SuaraSurakarta.id - Warga di sebuah desa di lereng Gunung Lawu, Kabupaten Karangannyar mengkuti festival tradisi long bumbung atau meriam dari bambu yang digelar di lapangan desa setempat, Kamis (1/4/2022) silam.
Selain untuk menjaga tradisi kearifan lokal, juga sebagai penanda masuknya bulan Ramadhan yang disambut dengan suka-cita warga setempat.
Suasana dilapangan Desa Gondosuli, Kecamatan Tawangmangu, Karangannyar, saat itu dipenuhi peserta dari warga desa setempat yang membawa potongan bambu bambu besar untuk mengikuti tradisi long bumbung atau meriam bambu.
Kegiatan ini dikemas dalam festival long bumbung nasional yang diselenggarakan pengurus Masjid Al Furqon Gondosuli.
Baca Juga:Kasus Dugaan Korupsi BUMDes, Kades Berjo Karanganyar Kembali Diperiksa Kejari
Segala persiapanpun juga tengah dilakukan para masing masing peserta, mulai dari menyiapkan karbit, air, hingga memasukan potongan karbut kedalam long bumbung.
Suasana lapangan yang berada di kawasan pegunungan ini pun sangat meriah, suara dentuman dari bambu bambu besar itu menggelegar berkali kali.
Para peserta yang sebagian besar berusia remaja itu berulang kali dan saling sahut menyahut menyalakan long bumbung dengan bahan karbit itu.
Selain itu, tak jarang pula meriam mereka gagal mengeluarkan suara yang akhirnya hanya kepulan asap hitam yang keluar dari long bambu.
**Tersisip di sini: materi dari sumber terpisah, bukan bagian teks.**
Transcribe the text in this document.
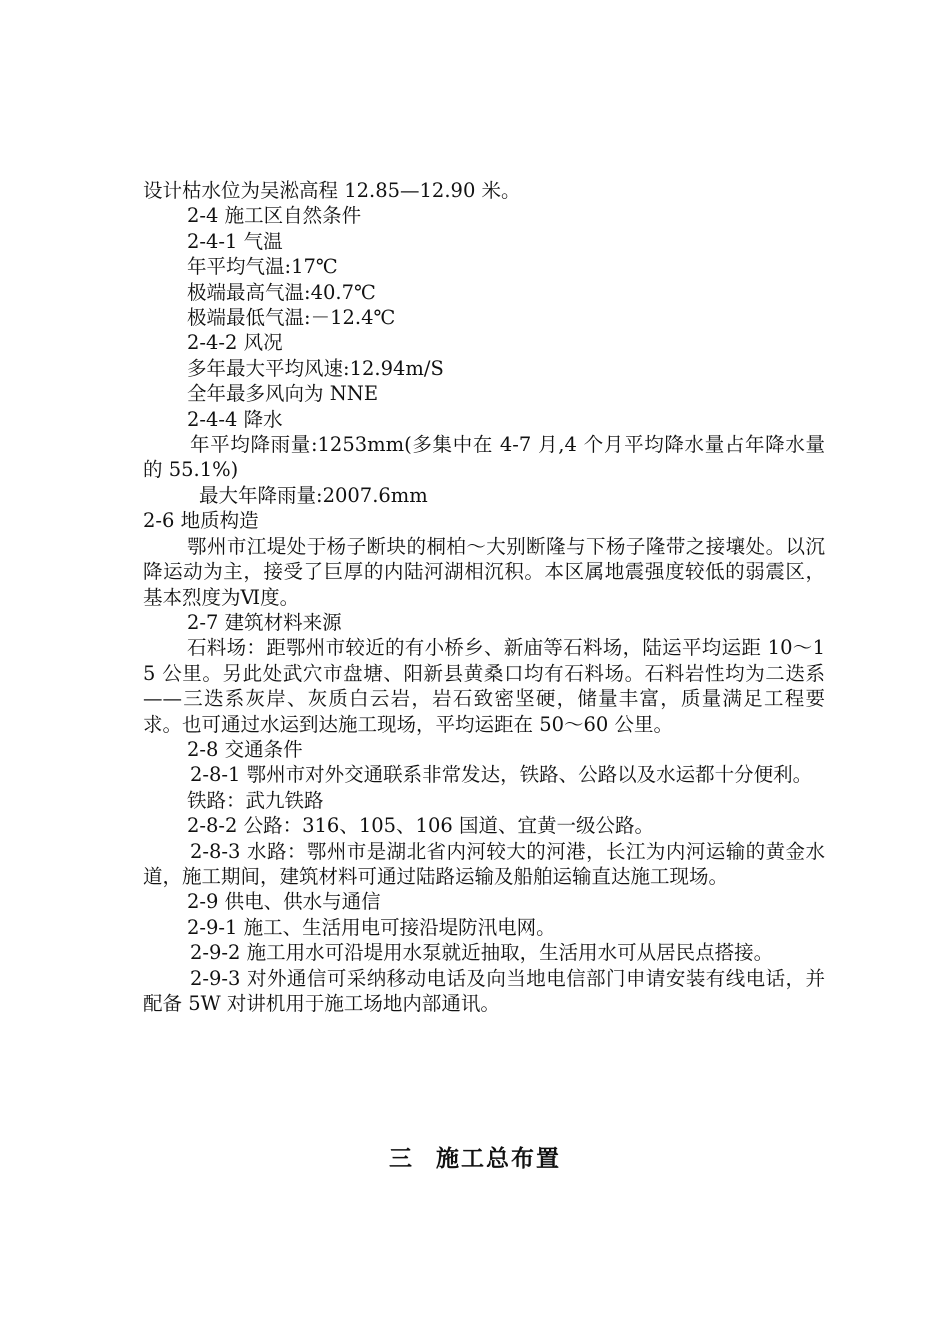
设计枯水位为吴淞高程 12.85—12.90 米。

2-4 施工区自然条件

2-4-1 气温

年平均气温:17℃

极端最高气温:40.7℃

极端最低气温:－12.4℃

2-4-2 风况

多年最大平均风速:12.94m/S

全年最多风向为 NNE

2-4-4 降水

年平均降雨量:1253mm(多集中在 4-7 月,4 个月平均降水量占年降水量的 55.1%)

最大年降雨量:2007.6mm

2-6 地质构造

鄂州市江堤处于杨子断块的桐柏～大别断隆与下杨子隆带之接壤处。以沉降运动为主，接受了巨厚的内陆河湖相沉积。本区属地震强度较低的弱震区，基本烈度为Ⅵ度。

2-7 建筑材料来源

石料场：距鄂州市较近的有小桥乡、新庙等石料场，陆运平均运距 10～15 公里。另此处武穴市盘塘、阳新县黄桑口均有石料场。石料岩性均为二迭系——三迭系灰岸、灰质白云岩，岩石致密坚硬，储量丰富，质量满足工程要求。也可通过水运到达施工现场，平均运距在 50～60 公里。

2-8 交通条件

2-8-1 鄂州市对外交通联系非常发达，铁路、公路以及水运都十分便利。

铁路：武九铁路

2-8-2 公路：316、105、106 国道、宜黄一级公路。

2-8-3 水路：鄂州市是湖北省内河较大的河港，长江为内河运输的黄金水道，施工期间，建筑材料可通过陆路运输及船舶运输直达施工现场。

2-9 供电、供水与通信

2-9-1 施工、生活用电可接沿堤防汛电网。

2-9-2 施工用水可沿堤用水泵就近抽取，生活用水可从居民点搭接。

2-9-3 对外通信可采纳移动电话及向当地电信部门申请安装有线电话，并配备 5W 对讲机用于施工场地内部通讯。

三 施工总布置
Tak hanya itu, para warga yang menonton ditepi lapangan kerap dibuat kaget dengan suara dentuman ketika mereka lengah.
Baca Juga:Didampingi Gibran dan Kaesang, Jokowi Antar Jenazah Paman ke Peristirahatan Terakhir di Karanganyar
Festival long bumbung ini diikuti 50 peserta perwakilan dari masjid maupun mushola yang berada di Karangannyar.
Sementara untuk masing masing peserta atau perwakilan dari kepemudaan masjid ini membawa lima hingga tiga belas long bumbung.
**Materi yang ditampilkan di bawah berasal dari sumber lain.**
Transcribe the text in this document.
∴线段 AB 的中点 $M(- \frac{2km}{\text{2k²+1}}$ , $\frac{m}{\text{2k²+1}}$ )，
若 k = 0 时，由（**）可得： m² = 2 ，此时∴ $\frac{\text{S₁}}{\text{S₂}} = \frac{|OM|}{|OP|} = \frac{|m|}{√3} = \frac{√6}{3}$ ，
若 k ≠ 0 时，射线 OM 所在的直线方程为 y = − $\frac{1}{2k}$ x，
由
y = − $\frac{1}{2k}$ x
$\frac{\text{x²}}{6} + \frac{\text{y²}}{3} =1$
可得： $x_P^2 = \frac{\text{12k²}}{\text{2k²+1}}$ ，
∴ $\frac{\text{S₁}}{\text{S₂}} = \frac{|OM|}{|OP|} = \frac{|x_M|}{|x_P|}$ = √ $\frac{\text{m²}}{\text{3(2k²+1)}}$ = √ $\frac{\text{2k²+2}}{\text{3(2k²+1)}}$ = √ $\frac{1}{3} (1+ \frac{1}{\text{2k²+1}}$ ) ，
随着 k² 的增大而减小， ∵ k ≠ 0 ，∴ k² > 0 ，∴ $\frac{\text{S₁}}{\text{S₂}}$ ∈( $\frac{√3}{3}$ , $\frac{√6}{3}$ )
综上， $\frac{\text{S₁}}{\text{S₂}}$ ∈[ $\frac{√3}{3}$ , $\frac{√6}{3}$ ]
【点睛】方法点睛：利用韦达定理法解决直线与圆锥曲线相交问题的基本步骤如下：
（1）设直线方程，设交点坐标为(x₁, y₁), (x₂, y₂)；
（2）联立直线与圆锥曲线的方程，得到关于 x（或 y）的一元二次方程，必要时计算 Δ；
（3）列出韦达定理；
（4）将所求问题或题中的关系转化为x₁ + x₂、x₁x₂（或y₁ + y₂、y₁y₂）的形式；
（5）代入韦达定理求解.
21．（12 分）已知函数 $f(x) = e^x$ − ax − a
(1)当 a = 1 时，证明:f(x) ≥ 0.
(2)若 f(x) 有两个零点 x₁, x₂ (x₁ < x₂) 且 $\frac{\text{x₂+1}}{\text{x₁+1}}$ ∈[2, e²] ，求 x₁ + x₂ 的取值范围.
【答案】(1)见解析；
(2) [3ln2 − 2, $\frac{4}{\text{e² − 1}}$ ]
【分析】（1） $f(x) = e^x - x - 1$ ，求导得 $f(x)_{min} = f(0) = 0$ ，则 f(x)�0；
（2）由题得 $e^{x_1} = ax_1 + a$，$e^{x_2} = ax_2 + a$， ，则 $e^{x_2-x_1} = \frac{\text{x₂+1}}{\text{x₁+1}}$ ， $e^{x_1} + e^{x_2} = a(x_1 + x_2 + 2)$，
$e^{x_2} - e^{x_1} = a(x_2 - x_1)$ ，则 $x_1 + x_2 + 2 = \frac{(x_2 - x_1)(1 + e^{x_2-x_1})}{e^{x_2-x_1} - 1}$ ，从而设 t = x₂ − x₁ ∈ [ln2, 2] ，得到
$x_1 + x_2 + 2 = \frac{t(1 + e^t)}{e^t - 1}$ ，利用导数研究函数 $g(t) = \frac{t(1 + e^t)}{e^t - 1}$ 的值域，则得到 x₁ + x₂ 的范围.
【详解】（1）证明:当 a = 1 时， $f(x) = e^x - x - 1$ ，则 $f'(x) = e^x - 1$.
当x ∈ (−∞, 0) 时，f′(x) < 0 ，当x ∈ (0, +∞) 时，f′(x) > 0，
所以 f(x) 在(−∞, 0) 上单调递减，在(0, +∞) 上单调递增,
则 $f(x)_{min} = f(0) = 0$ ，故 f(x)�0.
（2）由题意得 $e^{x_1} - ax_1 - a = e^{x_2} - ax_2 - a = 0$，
Beberapa peserta mengaku sangat senang dalam permainan ini. Meski sulutannya tidak berhasil membunyikan suara gelegar, namun mereka tetap suka cita karena dilakukan dengan bersama.
"Mengikuti lomba festival bumbung antar desa atau hanya di Kelurahan Gondosuli. Kita sebelumnya untuk persiapan dari Tlogo Dlingo sendiri mencari bambu sendiri, intinya tidak membeli peralatan," jelas Bes Haryanto, Warga Desa Dlingo saat berbincang dengan Suarasurakarta.id.
Sementara Bes dan timnya mengaku punya trik sendiri dalam pembuatan long bumbung agar membuahkan suara yang gelegar.
"Trik harus ada. Harusnya jangan sampai kelamaaan dalam pengisian karbit. Begitu diisi ditunggu lima puluh detik langsung dinyalain," ungkapnya.
Dari tim Tlogo Dlingo ini juga membawa 13 long bumbung. Dari bahan bambunya ini, mereka mengaku mencari sendiri di hutan bambu di daerahnya.
Long bumbung merupakan permainan tradisional dengan kearifan lokalnya yang biasa dimainkan anak anak di bulan Ramadhan tiba.
Hal tersebut dijelaskan Cak Roto, panitia festival long Bbumbung di sela- sela acara tersebut.
Dirinya dan beberapa panitia lain sengaja melakukan acara ini untuk menghidupkan kembali tradisi long bumbung, yang beberapa tahun terkahir mulai hilang di kalangan masyarakat.
Tujuan lainnya untuk meningkatkan semangat warga untuk menjalankan ibadah puasa.
"Alhamdulilah berjalan dengan baik dan sukses tidak ada halangan suatu apapun. Banyak peserta semua masjid mengirimkan delegasinya untuk mengikuti festival ini," tuturnya.
"Prinsipnya kita dalam suatu sebuah Hadits ketika barang siapa yang menyambut bulan Ramadhan dengan suka cita maka mereka dijauhkan dari api neraka," tambah dia.